On the Beach takes place in Melbourne, one of the southern most cities of any real population in the world. A sort of World War III has finally dawned and due to some horrible miscommunications, around 16 countries in the northern hemisphere have unleashed their cobalt cored nuclear bombs and human life is now nonexistent north of the equator. The focus of On the Beach is not the ‘why?’ of the war, but of the ‘what to do now?’ The war lasted just 37 days, leaving the population in the southern hemisphere scratching their heads. Due to the nature of the global wind currents, nuclear fallout has yet to reach as far as Australia and some South American and African countries, but it seems inevitable that it will completely encompass the world eventually.
One of the last living Americans is the captain of the U.S.S. Scorpion, Dwight Towers. He takes refuge with his sub in Melbourne and quickly makes friends with Australian navy officer Peter Holmes and his wife Mary, who are new parents struggling with familial logistics more than the coming apocalypse. They introduce Towers to a young, reckless, alcoholic named Moira. Out of these four main characters, Moira is the only one that seems to be poorly coping with the idea that their existence is limited. Everyone else seems content working at the jobs they had before the war and going about life as usual. Moira on the other hand is torn. She’s too young to start a family, which is what she really wants, so instead she resorts to living ‘loosely’ and drinking heavily.

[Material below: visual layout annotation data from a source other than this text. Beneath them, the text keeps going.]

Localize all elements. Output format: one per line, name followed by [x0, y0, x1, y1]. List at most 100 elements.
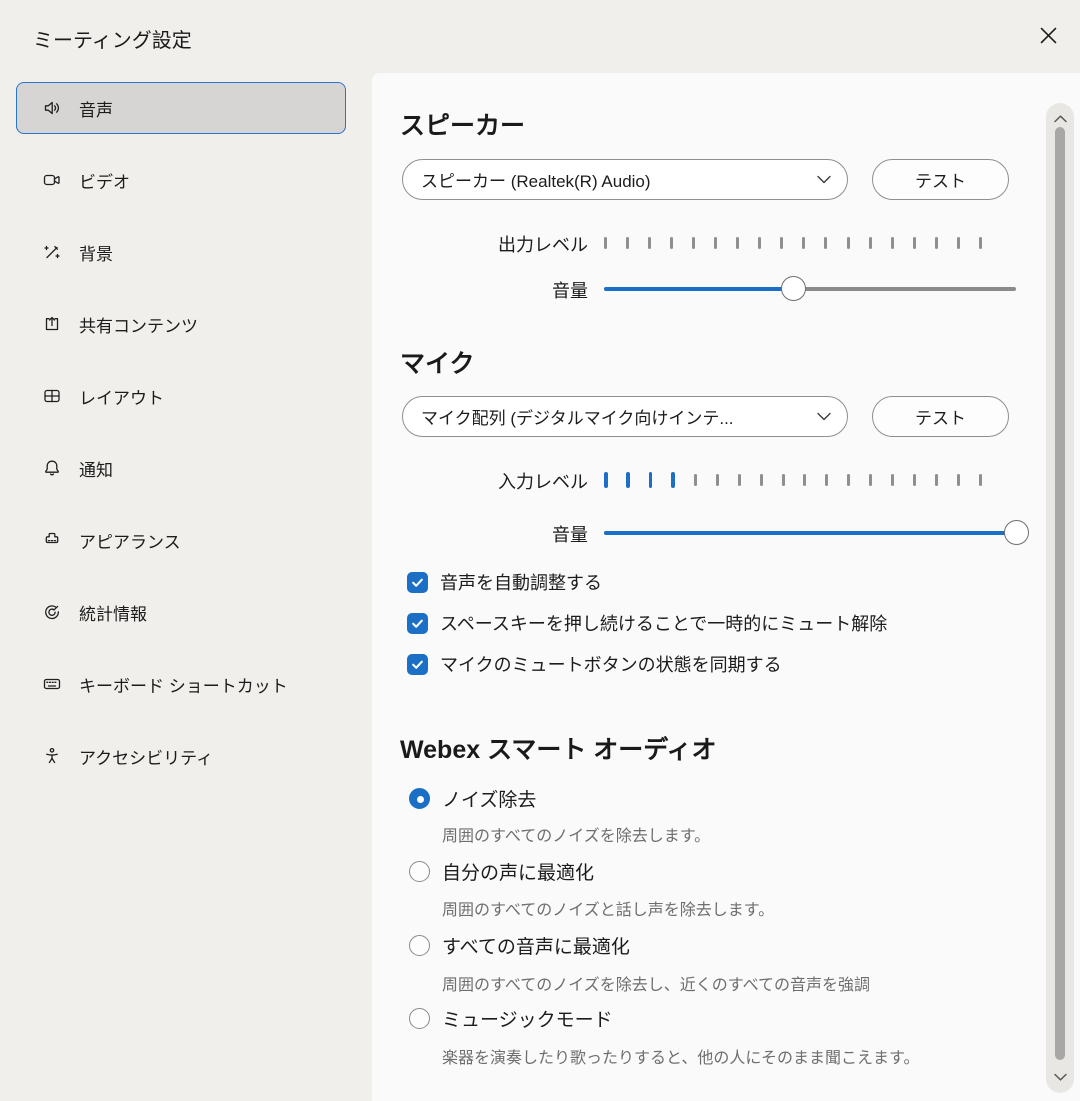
radio-label: ノイズ除去 [442, 785, 536, 812]
sidebar-item-share-content[interactable]: 共有コンテンツ [16, 298, 346, 350]
level-tick [869, 237, 872, 249]
radio-description: 楽器を演奏したり歌ったりすると、他の人にそのまま聞こえます。 [442, 1044, 919, 1068]
magic-wand-icon [42, 242, 62, 262]
checkbox[interactable] [407, 613, 428, 634]
microphone-test-button[interactable]: テスト [872, 396, 1009, 437]
sidebar-item-label: 音声 [79, 96, 113, 121]
sync-mute-button-checkbox-row[interactable]: マイクのミュートボタンの状態を同期する [407, 651, 782, 677]
checkbox[interactable] [407, 572, 428, 593]
noise-removal-radio-row[interactable]: ノイズ除去 [409, 785, 536, 812]
sidebar-item-label: キーボード ショートカット [79, 672, 288, 697]
slider-fill [604, 287, 794, 291]
audio-settings-panel: スピーカー スピーカー (Realtek(R) Audio) テスト 出力レベル… [372, 73, 1080, 1101]
level-tick [626, 472, 630, 488]
slider-thumb[interactable] [1004, 520, 1029, 545]
speaker-volume-slider[interactable] [604, 276, 1016, 301]
radio-description: 周囲のすべてのノイズと話し声を除去します。 [442, 896, 774, 920]
level-tick [714, 237, 717, 249]
sidebar-item-notifications[interactable]: 通知 [16, 442, 346, 494]
microphone-device-value: マイク配列 (デジタルマイク向けインテ... [421, 404, 817, 429]
radio-button[interactable] [409, 1008, 430, 1029]
sidebar-item-label: レイアウト [79, 384, 164, 409]
speaker-test-button[interactable]: テスト [872, 159, 1009, 200]
level-tick [913, 474, 916, 486]
microphone-device-select[interactable]: マイク配列 (デジタルマイク向けインテ... [402, 396, 848, 437]
sidebar-item-audio[interactable]: 音声 [16, 82, 346, 134]
radio-label: ミュージックモード [442, 1005, 613, 1032]
music-mode-radio-row[interactable]: ミュージックモード [409, 1005, 613, 1032]
sidebar-item-label: ビデオ [79, 168, 130, 193]
scroll-up-arrow[interactable] [1046, 109, 1074, 129]
optimize-all-voices-radio-row[interactable]: すべての音声に最適化 [409, 932, 630, 959]
slider-thumb[interactable] [781, 276, 806, 301]
level-tick [803, 474, 806, 486]
slider-fill [604, 531, 1016, 535]
output-level-meter [604, 234, 982, 252]
close-icon [1040, 27, 1057, 49]
level-tick [780, 237, 783, 249]
sidebar-item-label: 背景 [79, 240, 113, 265]
checkbox-label: 音声を自動調整する [440, 569, 602, 595]
sidebar-item-accessibility[interactable]: アクセシビリティ [16, 730, 346, 782]
microphone-heading: マイク [400, 344, 475, 380]
sidebar-item-layout[interactable]: レイアウト [16, 370, 346, 422]
keyboard-icon [42, 674, 62, 694]
level-tick [847, 474, 850, 486]
level-tick [957, 474, 960, 486]
spacebar-unmute-checkbox-row[interactable]: スペースキーを押し続けることで一時的にミュート解除 [407, 610, 887, 636]
sidebar-item-label: 統計情報 [79, 600, 147, 625]
checkbox[interactable] [407, 654, 428, 675]
level-tick [979, 237, 982, 249]
radio-button[interactable] [409, 861, 430, 882]
input-level-label: 入力レベル [400, 468, 588, 494]
radio-label: 自分の声に最適化 [442, 858, 594, 885]
sidebar-item-label: アピアランス [79, 528, 181, 553]
scrollbar-thumb[interactable] [1055, 127, 1065, 1060]
level-tick [760, 474, 763, 486]
speaker-volume-label: 音量 [400, 277, 588, 303]
level-tick [824, 237, 827, 249]
meeting-settings-dialog: ミーティング設定 音声 ビデオ 背景 共有コンテンツ レイアウト 通知 [0, 0, 1080, 1101]
sidebar-item-appearance[interactable]: アピアランス [16, 514, 346, 566]
level-tick [694, 474, 697, 486]
radio-description: 周囲のすべてのノイズを除去します。 [442, 822, 710, 846]
level-tick [649, 472, 653, 488]
brush-icon [42, 530, 62, 550]
input-level-meter [604, 471, 982, 489]
radio-description: 周囲のすべてのノイズを除去し、近くのすべての音声を強調 [442, 971, 870, 995]
scroll-down-arrow[interactable] [1046, 1067, 1074, 1087]
level-tick [736, 237, 739, 249]
auto-adjust-audio-checkbox-row[interactable]: 音声を自動調整する [407, 569, 602, 595]
radio-button[interactable] [409, 935, 430, 956]
level-tick [869, 474, 872, 486]
level-tick [957, 237, 960, 249]
video-camera-icon [42, 170, 62, 190]
sidebar-item-keyboard-shortcuts[interactable]: キーボード ショートカット [16, 658, 346, 710]
sidebar-item-video[interactable]: ビデオ [16, 154, 346, 206]
level-tick [604, 472, 608, 488]
level-tick [738, 474, 741, 486]
sidebar-item-statistics[interactable]: 統計情報 [16, 586, 346, 638]
checkbox-label: マイクのミュートボタンの状態を同期する [440, 651, 782, 677]
settings-sidebar: 音声 ビデオ 背景 共有コンテンツ レイアウト 通知 アピアランス 統計情報 [16, 82, 346, 802]
layout-icon [42, 386, 62, 406]
microphone-volume-slider[interactable] [604, 520, 1016, 545]
stats-icon [42, 602, 62, 622]
speaker-device-value: スピーカー (Realtek(R) Audio) [421, 167, 817, 192]
sidebar-item-label: アクセシビリティ [79, 744, 213, 769]
sidebar-item-background[interactable]: 背景 [16, 226, 346, 278]
close-button[interactable] [1034, 24, 1062, 52]
optimize-my-voice-radio-row[interactable]: 自分の声に最適化 [409, 858, 594, 885]
level-tick [979, 474, 982, 486]
share-icon [42, 314, 62, 334]
level-tick [692, 237, 695, 249]
scrollbar[interactable] [1046, 103, 1074, 1093]
level-tick [716, 474, 719, 486]
speaker-device-select[interactable]: スピーカー (Realtek(R) Audio) [402, 159, 848, 200]
smart-audio-heading: Webex スマート オーディオ [400, 730, 717, 766]
level-tick [604, 237, 607, 249]
accessibility-icon [42, 746, 62, 766]
output-level-label: 出力レベル [400, 231, 588, 257]
radio-button[interactable] [409, 788, 430, 809]
radio-label: すべての音声に最適化 [442, 932, 630, 959]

Shute keeps the emotional tone of the story of the end of the world suppressed. Such a serious subject as committing suicide when it becomes obvious that the radiation poising is setting in is never dealt with wild sensation. The characters don’t go crazy; there are no riots, murders, rapes or drug abuse. Instead society continues as usual until the cogs in the machine can’t turn any longer. Some succumb to recklessness and vice, but overall, people stick to the order that they’re used to. The book sends a good message that we may not be able to control when we go out, but we can choose to do it with some dignity.